The Pharmora team went to work to conduct a signal evaluation. This included a literature search and review, analysis of the safety profiles of comparable products, and assessment of all available clinical and non-clinical trial data. The Pharmora team drafted a signal evaluation report to present to a Senior Governance meeting. At this meeting there was discussion of putting the clinical trial on hold, pending the outcome of this event. Pharmora safety staff confirmed their evaluation that there was insufficient evidence to attribute a causal relationship to the investigational product in this situation. The Pharmora staff supported continuing the study as planned and warned that an unnecessary clinical hold for safety reasons could severely impact the future of the trial.

This SUSAR was discussed in the Development Safety Update Report (DSUR) as having insufficient evidence of a causal relationship between this isolated report and the investigational product and the Pharmora safety team kept the event under review for the remainder of the trial.

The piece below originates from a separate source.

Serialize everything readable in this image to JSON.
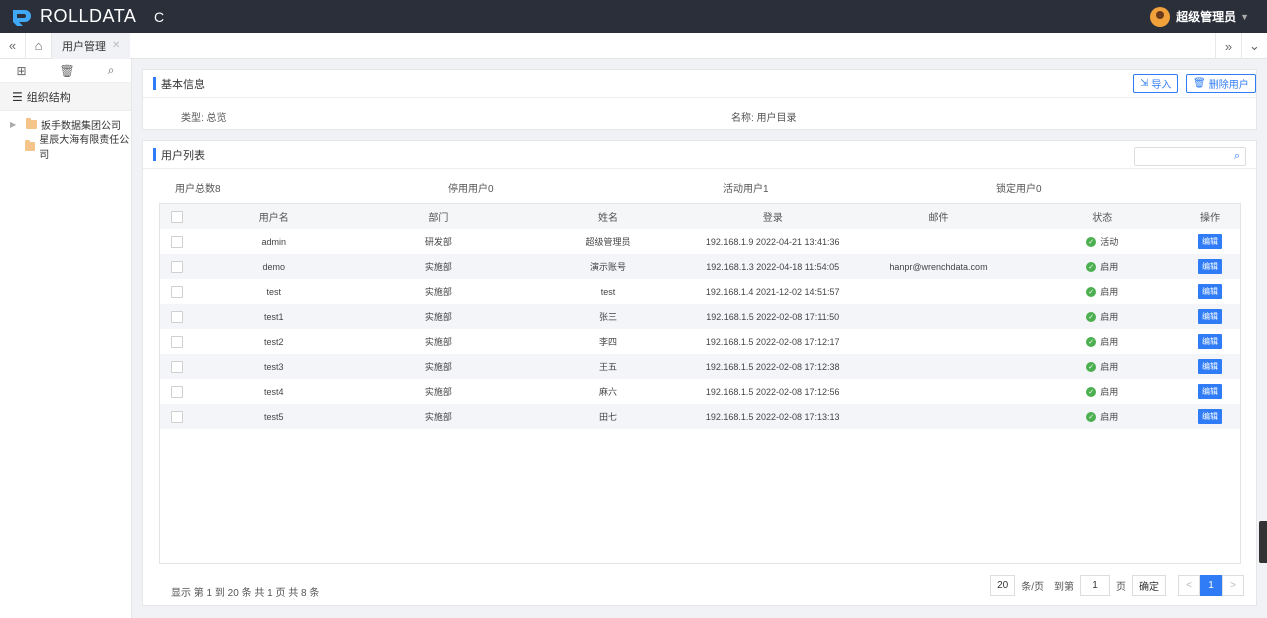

For the next 6 months the Investigator continued to refuse to recruit any further patients and informed us that the patient remained in a coma, but the study continued as planned. After 6 months the patient sadly died and a post-mortem examination was performed, the results of which were made available to the study team 2 months later.

The Outcome

The post-mortem examination results revealed brain metastases. In particular, there was one tiny metastasis preventing fluid from flowing out of the ventricles, which had put pressure on the brain tissue. The site and size of this metastasis meant that it would not have been visible on the scans at first, but would have been capable of interfering with fluid outflow as soon as it developed. The opinion of the examiner was that this was the cause of the patient’s symptoms including the confusion, coma and eventual death.

Had the team agreed to put the trial on hold while waiting for this outcome, there would have been an 8-month clinical hold for safety reasons and the study would have probably never restarted.